Since that Saturday morning, Alain Lapelerie said, tensions have abated somewhat, but the family remains vigilant against attempts to take over the 3,000-acre farm. Determined to stay, the Lapeleries have armed themselves with several rifles, set up sandbagged positions with alarm systems and spotlights to defend the approaches to the property, and organized watches.
While many settlers have fled -- the Lapeleries are the last ones in their area -- other determined Europeans have turned their farms into similar armed camps elsewhere on this South Pacific island. According to a newspaper in Noumea, the capital, some also have started to organize defensive networks to come to each other's aid in case of attack.
While the European settlers and immigrants from Asia and the Pacific make up 57 percent of the population and predominate in the capital, the Kanaks form the majority in the countryside.
The fortifying of European enclaves in la brousse -- the bush or countryside -- reflects not only a lack of confidence in French authorities to assure protection but a growing political and racial polarization between settlers and Kanaks.
The racial aspect of the independence problem is one that many New Caledonians are loath to acknowledge in a racially mixed society that has long prided itself on its harmony. But three months of violent agitation by independence-seeking Kanak militants evidently has driven many of the black tribesmen apart from the broussards, or white settlers, in their midst, with each side accusing the other of racism.
"We've reached a stage where we don't trust any black fellow, which is a shame because there are a lot of good ones around," said Alain Lapelerie. "A lot of people refuse to believe the blacks would hurt them because they had such good relations, but they were bitterly disappointed."
He complained that outsiders "all seem to ignore the fact that the Kanak Socialist National Liberation Front wants black independence. They want us out of here."
For the Kanak militants, families like the Lapeleries, even those who have been in New Caledonia for generations, are "colonists," and sovereignty over the islands rightfully belongs to the indigenous people.
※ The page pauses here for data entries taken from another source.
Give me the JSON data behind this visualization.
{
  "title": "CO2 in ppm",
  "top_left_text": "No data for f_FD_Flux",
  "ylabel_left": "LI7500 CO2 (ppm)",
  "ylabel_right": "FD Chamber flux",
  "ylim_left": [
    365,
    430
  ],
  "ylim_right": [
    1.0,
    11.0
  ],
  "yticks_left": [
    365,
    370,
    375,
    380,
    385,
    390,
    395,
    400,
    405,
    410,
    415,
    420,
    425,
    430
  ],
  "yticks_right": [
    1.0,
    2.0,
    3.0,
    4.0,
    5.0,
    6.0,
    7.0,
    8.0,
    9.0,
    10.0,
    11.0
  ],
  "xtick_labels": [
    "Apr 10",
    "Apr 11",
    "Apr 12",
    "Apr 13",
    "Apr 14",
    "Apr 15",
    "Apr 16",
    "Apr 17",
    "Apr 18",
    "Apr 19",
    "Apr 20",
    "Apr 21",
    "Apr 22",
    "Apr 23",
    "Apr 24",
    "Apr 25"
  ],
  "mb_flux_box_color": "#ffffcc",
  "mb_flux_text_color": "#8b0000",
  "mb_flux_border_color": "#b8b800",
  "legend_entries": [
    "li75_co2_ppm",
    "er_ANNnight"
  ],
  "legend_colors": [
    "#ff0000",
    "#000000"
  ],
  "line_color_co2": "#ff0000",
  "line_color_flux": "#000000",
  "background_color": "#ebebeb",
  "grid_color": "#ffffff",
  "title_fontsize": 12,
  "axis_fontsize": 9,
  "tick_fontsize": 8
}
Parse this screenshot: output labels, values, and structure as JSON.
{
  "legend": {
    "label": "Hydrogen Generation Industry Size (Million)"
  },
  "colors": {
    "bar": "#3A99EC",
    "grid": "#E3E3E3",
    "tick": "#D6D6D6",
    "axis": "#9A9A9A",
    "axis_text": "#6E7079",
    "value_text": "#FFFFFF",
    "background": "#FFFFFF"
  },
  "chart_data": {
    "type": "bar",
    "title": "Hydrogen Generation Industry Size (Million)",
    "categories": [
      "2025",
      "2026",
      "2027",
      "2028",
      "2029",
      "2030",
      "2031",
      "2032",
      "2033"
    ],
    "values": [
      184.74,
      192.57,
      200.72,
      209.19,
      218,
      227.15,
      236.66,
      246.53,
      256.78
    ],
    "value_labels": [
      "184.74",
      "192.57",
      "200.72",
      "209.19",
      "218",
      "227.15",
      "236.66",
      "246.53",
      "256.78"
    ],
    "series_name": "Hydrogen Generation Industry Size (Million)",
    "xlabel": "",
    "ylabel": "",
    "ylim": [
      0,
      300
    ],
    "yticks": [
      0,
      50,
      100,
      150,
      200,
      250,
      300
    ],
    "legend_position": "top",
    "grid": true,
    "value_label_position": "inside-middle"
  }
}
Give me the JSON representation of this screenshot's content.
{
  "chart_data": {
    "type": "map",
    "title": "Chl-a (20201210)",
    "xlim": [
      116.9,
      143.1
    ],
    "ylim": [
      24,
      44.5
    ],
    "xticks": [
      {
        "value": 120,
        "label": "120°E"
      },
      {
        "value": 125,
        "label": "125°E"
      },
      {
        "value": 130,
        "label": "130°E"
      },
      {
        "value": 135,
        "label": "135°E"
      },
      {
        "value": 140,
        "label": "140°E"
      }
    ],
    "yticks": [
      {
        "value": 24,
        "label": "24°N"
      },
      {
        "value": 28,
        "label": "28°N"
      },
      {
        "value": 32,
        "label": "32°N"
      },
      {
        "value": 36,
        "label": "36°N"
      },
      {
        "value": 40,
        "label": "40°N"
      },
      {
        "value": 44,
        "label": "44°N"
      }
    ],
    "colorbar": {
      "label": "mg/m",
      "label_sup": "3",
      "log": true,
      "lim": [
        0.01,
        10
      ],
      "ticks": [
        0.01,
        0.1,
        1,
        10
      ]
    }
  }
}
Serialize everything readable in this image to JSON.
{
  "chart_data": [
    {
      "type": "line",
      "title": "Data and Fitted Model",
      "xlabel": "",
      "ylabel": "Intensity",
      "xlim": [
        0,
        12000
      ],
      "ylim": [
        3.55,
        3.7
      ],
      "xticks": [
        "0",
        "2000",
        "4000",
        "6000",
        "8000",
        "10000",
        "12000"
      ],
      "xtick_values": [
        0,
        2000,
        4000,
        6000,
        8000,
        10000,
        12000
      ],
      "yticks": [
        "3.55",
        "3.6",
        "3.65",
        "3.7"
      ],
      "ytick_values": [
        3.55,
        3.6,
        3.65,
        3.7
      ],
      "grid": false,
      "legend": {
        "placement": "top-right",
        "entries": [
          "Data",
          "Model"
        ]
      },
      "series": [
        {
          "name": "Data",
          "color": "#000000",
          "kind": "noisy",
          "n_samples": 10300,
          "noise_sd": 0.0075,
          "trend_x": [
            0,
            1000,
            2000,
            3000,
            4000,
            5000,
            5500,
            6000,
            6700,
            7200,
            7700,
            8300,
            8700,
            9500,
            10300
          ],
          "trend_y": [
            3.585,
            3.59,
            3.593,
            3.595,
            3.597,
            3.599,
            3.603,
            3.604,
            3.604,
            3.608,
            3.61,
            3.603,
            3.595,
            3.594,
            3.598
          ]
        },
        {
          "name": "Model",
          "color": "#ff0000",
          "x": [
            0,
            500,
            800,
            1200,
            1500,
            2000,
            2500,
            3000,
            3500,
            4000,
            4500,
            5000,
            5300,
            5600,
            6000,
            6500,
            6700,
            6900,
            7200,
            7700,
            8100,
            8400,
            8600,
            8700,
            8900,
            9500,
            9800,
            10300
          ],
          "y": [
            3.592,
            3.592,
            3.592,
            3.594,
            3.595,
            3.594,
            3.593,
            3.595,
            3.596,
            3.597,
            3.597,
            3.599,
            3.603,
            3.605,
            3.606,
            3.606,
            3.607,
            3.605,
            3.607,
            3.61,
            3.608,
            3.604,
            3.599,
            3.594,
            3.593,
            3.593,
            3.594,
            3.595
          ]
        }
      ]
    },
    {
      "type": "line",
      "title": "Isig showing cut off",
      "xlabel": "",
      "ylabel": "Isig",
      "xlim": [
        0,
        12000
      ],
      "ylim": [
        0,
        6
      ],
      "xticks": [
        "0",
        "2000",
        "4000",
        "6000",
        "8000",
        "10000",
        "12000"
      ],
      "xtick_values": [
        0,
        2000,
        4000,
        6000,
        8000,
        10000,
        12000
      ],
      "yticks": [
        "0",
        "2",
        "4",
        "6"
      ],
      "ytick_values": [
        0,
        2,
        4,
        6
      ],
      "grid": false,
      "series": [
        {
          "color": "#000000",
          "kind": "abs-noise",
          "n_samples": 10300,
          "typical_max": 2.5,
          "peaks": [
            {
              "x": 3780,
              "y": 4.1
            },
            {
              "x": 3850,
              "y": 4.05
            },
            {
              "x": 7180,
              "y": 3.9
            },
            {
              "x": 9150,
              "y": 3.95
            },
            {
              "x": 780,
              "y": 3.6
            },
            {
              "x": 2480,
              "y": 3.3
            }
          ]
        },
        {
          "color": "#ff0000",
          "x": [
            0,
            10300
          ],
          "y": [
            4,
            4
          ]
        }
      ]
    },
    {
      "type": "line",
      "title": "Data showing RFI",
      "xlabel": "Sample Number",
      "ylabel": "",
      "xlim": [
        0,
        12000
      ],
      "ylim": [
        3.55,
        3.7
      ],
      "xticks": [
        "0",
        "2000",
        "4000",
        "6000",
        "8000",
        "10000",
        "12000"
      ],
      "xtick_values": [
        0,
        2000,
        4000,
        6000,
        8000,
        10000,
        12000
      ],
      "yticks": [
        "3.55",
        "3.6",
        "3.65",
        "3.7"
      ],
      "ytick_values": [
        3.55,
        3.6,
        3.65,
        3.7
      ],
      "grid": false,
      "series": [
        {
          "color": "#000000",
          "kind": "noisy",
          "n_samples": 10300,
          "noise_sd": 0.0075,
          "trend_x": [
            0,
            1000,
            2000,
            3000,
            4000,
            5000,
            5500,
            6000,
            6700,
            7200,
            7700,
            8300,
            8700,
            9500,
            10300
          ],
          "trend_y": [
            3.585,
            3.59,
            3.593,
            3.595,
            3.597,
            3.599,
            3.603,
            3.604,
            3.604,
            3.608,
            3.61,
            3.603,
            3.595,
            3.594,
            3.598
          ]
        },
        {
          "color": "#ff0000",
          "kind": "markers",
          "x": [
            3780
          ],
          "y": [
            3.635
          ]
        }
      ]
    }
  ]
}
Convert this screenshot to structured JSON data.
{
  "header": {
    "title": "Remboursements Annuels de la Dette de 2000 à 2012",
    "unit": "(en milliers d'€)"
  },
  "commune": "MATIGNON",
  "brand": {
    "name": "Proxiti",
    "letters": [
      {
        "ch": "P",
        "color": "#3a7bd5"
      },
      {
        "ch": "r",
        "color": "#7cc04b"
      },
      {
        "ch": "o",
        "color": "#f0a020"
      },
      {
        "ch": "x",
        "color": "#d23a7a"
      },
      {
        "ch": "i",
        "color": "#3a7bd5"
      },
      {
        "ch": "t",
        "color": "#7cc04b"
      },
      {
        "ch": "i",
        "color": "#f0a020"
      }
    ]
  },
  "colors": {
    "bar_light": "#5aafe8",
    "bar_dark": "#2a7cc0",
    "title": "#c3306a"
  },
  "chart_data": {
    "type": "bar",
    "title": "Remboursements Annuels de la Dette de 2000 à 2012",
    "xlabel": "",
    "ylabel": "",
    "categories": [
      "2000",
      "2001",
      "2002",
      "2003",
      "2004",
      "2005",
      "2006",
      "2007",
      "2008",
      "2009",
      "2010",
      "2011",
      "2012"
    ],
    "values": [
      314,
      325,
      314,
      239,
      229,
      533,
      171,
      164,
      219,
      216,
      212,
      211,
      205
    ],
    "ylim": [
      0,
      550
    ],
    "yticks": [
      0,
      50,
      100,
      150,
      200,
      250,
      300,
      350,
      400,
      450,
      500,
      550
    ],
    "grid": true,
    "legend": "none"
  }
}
Kanak Front leaders have said that the "Europeans" born here and other settlers can stay on in an eventual Kanak-run independent country, but under what circumstances and with what guarantees remain subjects for negotiation.
Many broussards and other settlers clearly have little faith in the guarantees proposed by the French special envoy, Edgard Pisani, in a plan announced earlier this month to give the territory independence "in association" with France.
"How can Pisani give guarantees when he's not even going to be in power?" asked Alain Lapelerie. "Whatever guarantees the French give will be wiped out" under a Kanak-ruled independent state, he asserted.
Nevertheless, the French authorities appear to be trying to reassure settlers like the Lapeleries by posting gendarmes in the area. An observation post manned by several members of an antiterrorist squad has been set up on a hill overlooking the Lapeleries' valley farm, and a unit of the paramilitary Gardes Mobiles checks traffic at a roadblock about half a mile away.
However, according to Lapelerie's father, Andre, who owns the farm, the gendarmes have informed him that they cannot permanently assure security because of the remote location of the property. Therefore, he warned in a tough letter to Pisani last week, he would take the necessary measures himself, would treat any intruder as an "enemy" and would hold Pisani responsible for the consequences.